Halkların Demokratik Partisi (HDP), Eş Genel Başkan Yardımcısı Saruhan Oluç tarafından yapılan açıklama ile Sivas Askeri Ceza Mahkemesi tarafından HDP PM Üyesi, vicdani retçi Mehmet Tarhan’a verilen cezayı kınadı.

Açıklamada “vicdani ret hakkını kullanmak isteyenleri cezai yaptırımlarla sindirmeye çalışmak açık bir insan hakları ihlalidir” ifadelerine yer verildi.

HDP tarafından yapılan açıklama şöyle:

"Sivas Askeri Ceza Mahkemesi tarafından PM Üyemiz, vicdani retçi Mehmet Tarhan’a verilen cezayı kınıyoruz.

"Sivas Askeri Ceza Mahkemesi daha önce AİHM’nin Türkiye’yi mahkum eden kararına rağmen Mehmet Tarhan’a 15 ay hapis ve 9.000 lira para cezası verdi. AİHM, Mehmet Tarhan’ın 2005 yılında tutuklu kaldığı süreçte yaşadıklarına ve vicdani ret hakkına dair başvurusuna istinaden Avrupa İnsan Hakları Sözleşmesi’nin ihlal edildiğine karar vermişti.

"Askeri Mahkeme, vicdani ve total redde olanak tanıyan AİHM kararlarıyla birlikte din ve vicdan özgürlüğü hakkını tanıyan Türkiye anayasasını da görmezden gelmiştir. Sivas Askeri Ceza Mahkemesi’nin bu kararı Türkiye’deki hukuk sistemi garabetinin bir parçasıdır.

"Kışla toplumu hevesinin giderek artmakta olduğu günümüzde devletin itaat etmeyenler karşısındaki inadı oldukça manidardır. İnsanları zorla silah altına almaya çalışmak, vicdani ret hakkını kullanmak isteyenleri cezai yaptırımlarla sindirmeye çalışmak açık bir insan hakları ihlalidir. Yapılması gereken Mehmet Tarhan’ın ve tüm vicdani retçilerin peşinin bırakılması, vicdani reddin hayata geçirilmesidir.

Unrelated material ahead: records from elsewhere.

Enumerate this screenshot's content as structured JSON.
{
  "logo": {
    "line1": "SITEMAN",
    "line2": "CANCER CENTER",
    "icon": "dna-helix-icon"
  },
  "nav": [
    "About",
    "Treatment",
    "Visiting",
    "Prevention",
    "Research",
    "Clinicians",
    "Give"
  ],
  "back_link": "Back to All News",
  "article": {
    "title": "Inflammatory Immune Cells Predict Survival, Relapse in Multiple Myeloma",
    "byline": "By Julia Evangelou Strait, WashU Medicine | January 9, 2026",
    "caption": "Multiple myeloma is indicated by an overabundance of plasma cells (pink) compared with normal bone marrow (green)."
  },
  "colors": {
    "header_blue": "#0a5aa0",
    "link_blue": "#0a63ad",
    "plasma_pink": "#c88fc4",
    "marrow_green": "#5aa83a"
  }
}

Bu konuda verdiğimiz kanun teklifinin gündeme alınarak yasalaşması, benzeri durumdaki herkesi ve bir bütün olarak tüm toplumu rahatlatacaktır.

"Halkların Demokratik Partisi olarak, dayatmalara ve her türlü şiddete karşı yıllardır direnen PM Üyemiz Mehmet Tarhan’ın vicdani ret hakkı için verdiği siyasi ve hukuki mücadelesinin yanında olduğumuzu duyuruyoruz."

NE OLMUŞTU?

Mehmet Tarhan, 2001 yılında askerlik yapmayı reddetmiş ve vicdani reddini açıklamıştı.

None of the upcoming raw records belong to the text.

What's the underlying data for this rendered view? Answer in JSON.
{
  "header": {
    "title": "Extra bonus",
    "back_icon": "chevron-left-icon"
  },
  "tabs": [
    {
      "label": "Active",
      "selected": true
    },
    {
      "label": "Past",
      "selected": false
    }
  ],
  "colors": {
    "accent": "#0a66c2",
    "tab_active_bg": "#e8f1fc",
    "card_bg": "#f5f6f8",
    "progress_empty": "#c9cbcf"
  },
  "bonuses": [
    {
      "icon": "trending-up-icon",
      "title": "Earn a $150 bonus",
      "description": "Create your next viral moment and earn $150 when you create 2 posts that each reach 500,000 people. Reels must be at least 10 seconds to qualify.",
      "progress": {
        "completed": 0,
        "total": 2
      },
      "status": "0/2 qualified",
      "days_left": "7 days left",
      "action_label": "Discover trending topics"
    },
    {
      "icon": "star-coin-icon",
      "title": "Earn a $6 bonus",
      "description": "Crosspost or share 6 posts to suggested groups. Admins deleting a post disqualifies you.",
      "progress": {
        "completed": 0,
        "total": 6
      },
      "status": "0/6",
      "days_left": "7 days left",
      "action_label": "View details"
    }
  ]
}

2005 yılında ise zorla askere alınmış, hakkında “emre itaatsizlik”ten iki ayrı dava açılmış, askeri hapishanede tutuklu bulunduğu süreçte kötü muameleye maruz kalmıştı.

Tarhan askerlik yapmayı reddetmesine rağmen, eşcinsel kimliğinden ötürü Anayasa’ya ve AİHM’e aykırı bir şekilde fiziksel muayeneye sokulmak istenmişti.

25 Mayıs 2005 tarihli bir tutanağa göre, Tarhan’ın saç ve sakalının kesilmesine karşı çıkması sonucunda yedi asker tarafından zor kullanılarak saç ve sakalı kesilmiş, Tarhan o gün yedi veya sekiz asker tarafından yere yatırıldığını ve üstüne çıkılarak saç ve sakalının kesildiğini, bundan dolayı vücudunun çeşitli bölgelerinde bereler, sıyrıklar ve ağrılar meydana geldiğini ifade etmişti. Tarhan, aynı tarihte yirmi sekiz gün sürecek bir açlık grevine başlamıştı.

Tutuklu kaldığı süreçte yaşananlar ve vicdani ret hakkına ilişkin Tarhan’ın AİHM’e yaptığı başvuruda ise AİHM düşünce, vicdan ve din özgürlüğünün demokratik bir toplumun temellerinden olduğunu belirterek, Avrupa İnsan Hakları Sözleşmesi’nin ihlal edildiğine karar vermişti.

AİHM, Türkiye’yi 10 bin Avro tutarında manevi tazminat cezasına çarptırmıştı.